First, [git](https://git-scm.com/) is used
to **clone** the course materials as a **repository**
into a new folder called "*intro-to-python*"
that lives under a "*repos*" folder.
- `git clone https://github.com/webartifex/intro-to-python.git`
The `cd` command is used to "change directories".
In the screenshot, [pyenv](https://github.com/pyenv/pyenv) is used
to set the project's Python version.
[pyenv](https://github.com/pyenv/pyenv)'s purpose is
to manage *many* parallel Python installations on the same computer.

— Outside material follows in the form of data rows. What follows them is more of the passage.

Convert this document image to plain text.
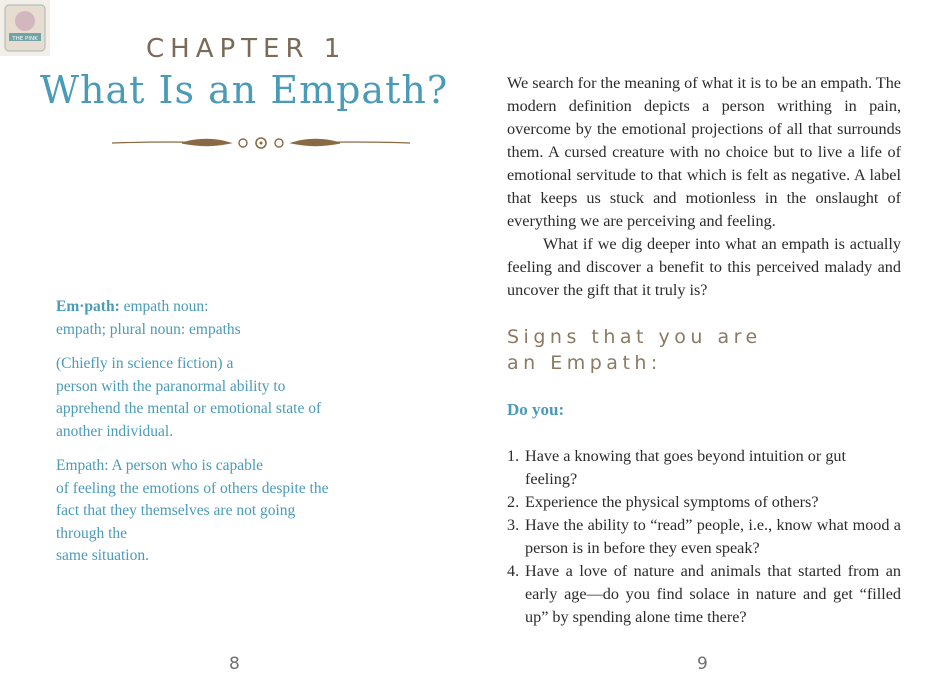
THE PINK	CHAPTER 1
What Is an Empath?

Em·path: empath noun:
empath; plural noun: empaths

(Chiefly in science fiction) a
person with the paranormal ability to
apprehend the mental or emotional state of
another individual.

Empath: A person who is capable
of feeling the emotions of others despite the
fact that they themselves are not going
through the
same situation.

8

We search for the meaning of what it is to be an empath. The modern definition depicts a person writhing in pain, overcome by the emotional projections of all that surrounds them. A cursed creature with no choice but to live a life of emotional servitude to that which is felt as negative. A label that keeps us stuck and motionless in the onslaught of everything we are perceiving and feeling.

What if we dig deeper into what an empath is actually feeling and discover a benefit to this perceived malady and uncover the gift that it truly is?

Signs that you are
an Empath:
Do you:
1. Have a knowing that goes beyond intuition or gut feeling?
2. Experience the physical symptoms of others?
3. Have the ability to “read” people, i.e., know what mood a person is in before they even speak?
4. Have a love of nature and animals that started from an early age—do you find solace in nature and get “filled up” by spending alone time there?
9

It is highly recommended for professional users;
however, any other way of installing Python works as well.
- `pyenv local ...`
On the contrary, [poetry](https://python-poetry.org/docs/)'s purpose is
to manage third-party packages within the *same* Python installation
and, more importantly, on a per-project basis.
So, for example,
whereas "Project A" may depend on [numpy](https://numpy.org/) *v1.19*
from June 2020 be installed,
"Project B" may use *v1.14* from January 2018 instead
(cf., numpy's [release history](https://pypi.org/project/numpy/#history)).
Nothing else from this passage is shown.